The Lost World of British Communism
- Author: Raphael Samuel
- Language: English
- Publisher: Verso Books
- Publication date: 2006
- Pages: 244
- ISBN: 9781844671038
- OCLC: 71239437

= The Lost World of British Communism =

The Lost World of British Communism is a book by Raphael Samuel first published, posthumously, in 2006 by Verso Books.

==Content==
The book is composed of a series of essays that were collected together to mark the ten year anniversary of Samuel's death in 1996. They describe the development of the Communist Party of Great Britain in the 1940s and the experience of being a member of it from the vantage point of the 1980s. All of the three essays in the work were published by the New Left Review between 1984 and 1987.

The book engages with a number of different aspects of Communism in Britain, for example the way in which the party was organised on a top-down basis that was founded upon direction by the Comintern and that had elements of the Leninist idea of a 'vanguard party' centred on a small group of professional revolutionaries.

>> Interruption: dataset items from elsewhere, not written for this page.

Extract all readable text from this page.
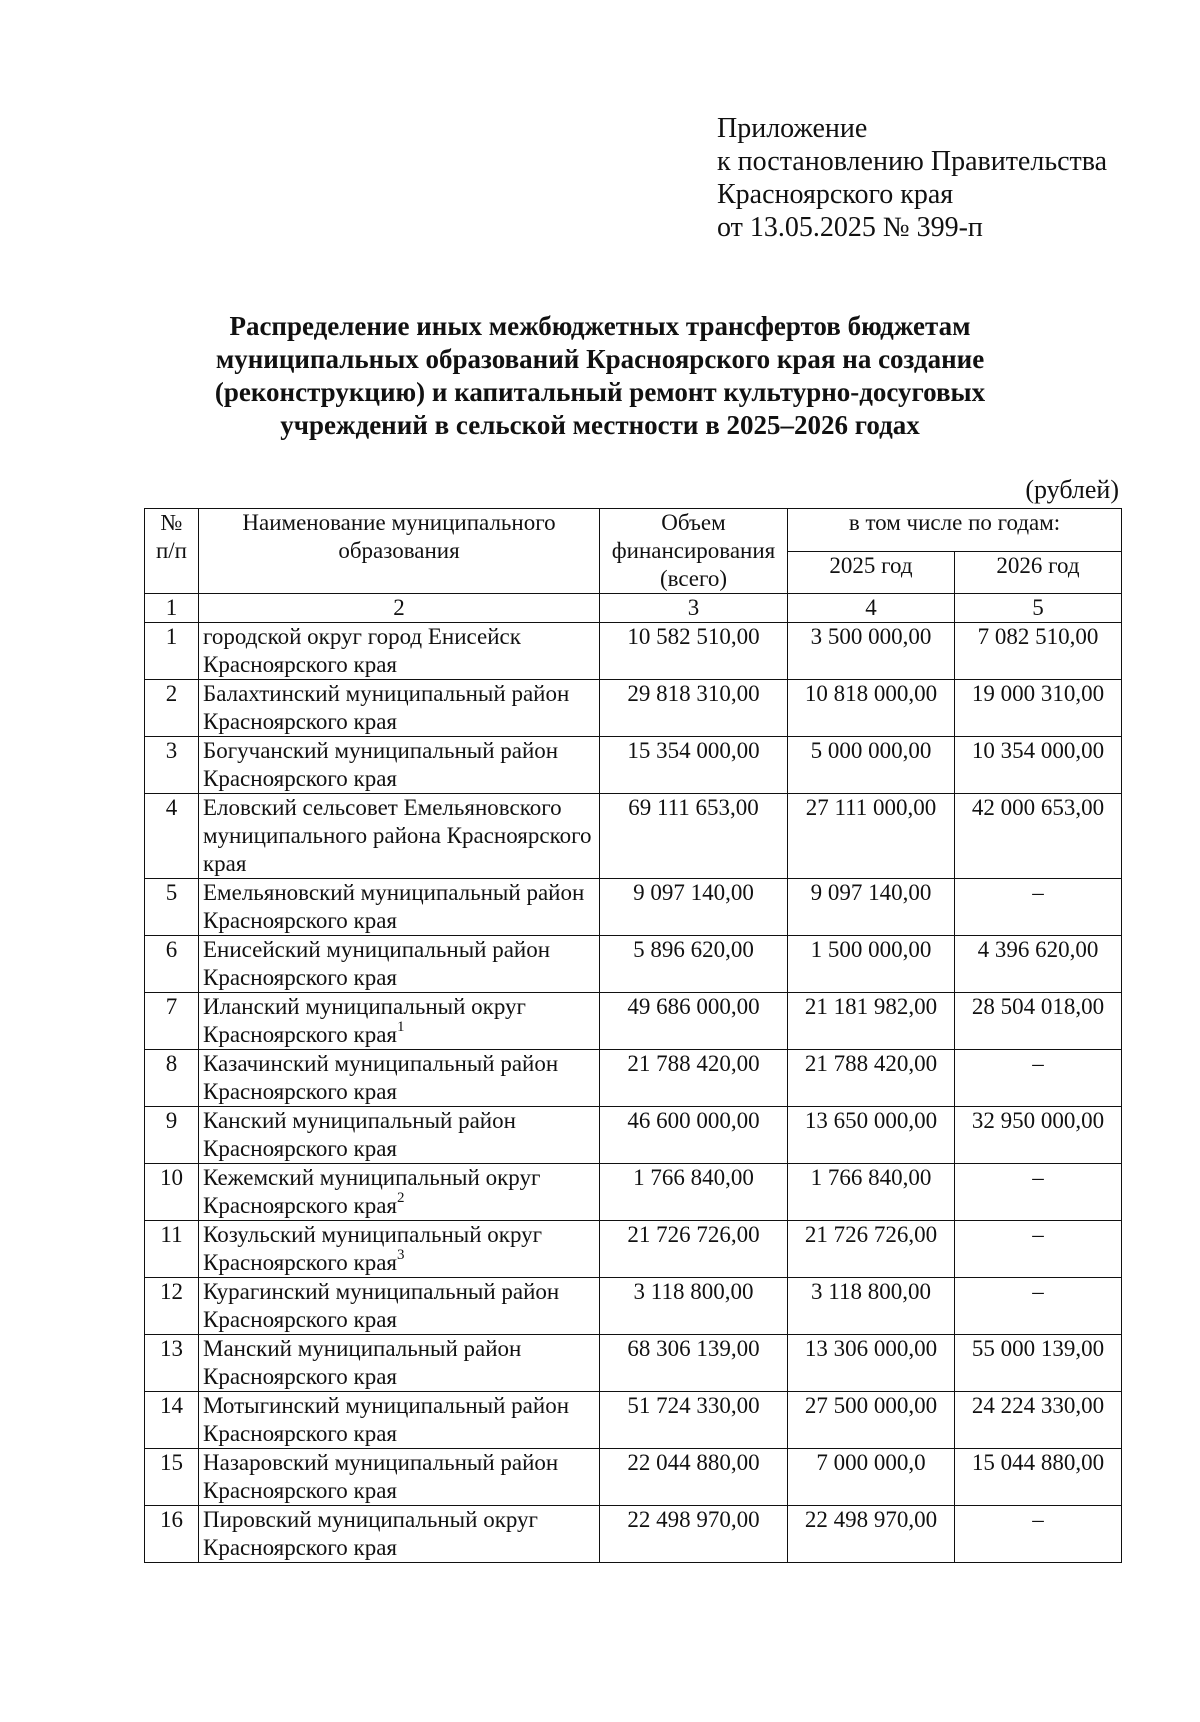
Приложение
к постановлению Правительства
Красноярского края
от 13.05.2025 № 399-п
Распределение иных межбюджетных трансфертов бюджетам
муниципальных образований Красноярского края на создание
(реконструкцию) и капитальный ремонт культурно-досуговых
учреждений в сельской местности в 2025–2026 годах
(рублей)
№ п/п	Наименование муниципального образования	Объем финансирования (всего)	в том числе по годам:	
			2025 год	2026 год
1	2	3	4	5
1	городской округ город Енисейск Красноярского края	10 582 510,00	3 500 000,00	7 082 510,00
2	Балахтинский муниципальный район Красноярского края	29 818 310,00	10 818 000,00	19 000 310,00
3	Богучанский муниципальный район Красноярского края	15 354 000,00	5 000 000,00	10 354 000,00
4	Еловский сельсовет Емельяновского муниципального района Красноярского края	69 111 653,00	27 111 000,00	42 000 653,00
5	Емельяновский муниципальный район Красноярского края	9 097 140,00	9 097 140,00	–
6	Енисейский муниципальный район Красноярского края	5 896 620,00	1 500 000,00	4 396 620,00
7	Иланский муниципальный округ Красноярского края$^1$	49 686 000,00	21 181 982,00	28 504 018,00
8	Казачинский муниципальный район Красноярского края	21 788 420,00	21 788 420,00	–
9	Канский муниципальный район Красноярского края	46 600 000,00	13 650 000,00	32 950 000,00
10	Кежемский муниципальный округ Красноярского края$^2$	1 766 840,00	1 766 840,00	–
11	Козульский муниципальный округ Красноярского края$^3$	21 726 726,00	21 726 726,00	–
12	Курагинский муниципальный район Красноярского края	3 118 800,00	3 118 800,00	–
13	Манский муниципальный район Красноярского края	68 306 139,00	13 306 000,00	55 000 139,00
14	Мотыгинский муниципальный район Красноярского края	51 724 330,00	27 500 000,00	24 224 330,00
15	Назаровский муниципальный район Красноярского края	22 044 880,00	7 000 000,0	15 044 880,00
16	Пировский муниципальный округ Красноярского края	22 498 970,00	22 498 970,00	–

The book also examines the state of left-wing politics in the UK in the challenging environment of the Thatcherite 1980s and, in the case of the British Communist party of the time, the way in which it was divided between an 'old guard' faction and the younger forces aligned around Marxism Today at the time. Samuel himself had left the organisation thirty years earlier. One of his overall assessments of the movement was that it embodied a "doomed, flawed but noble faith".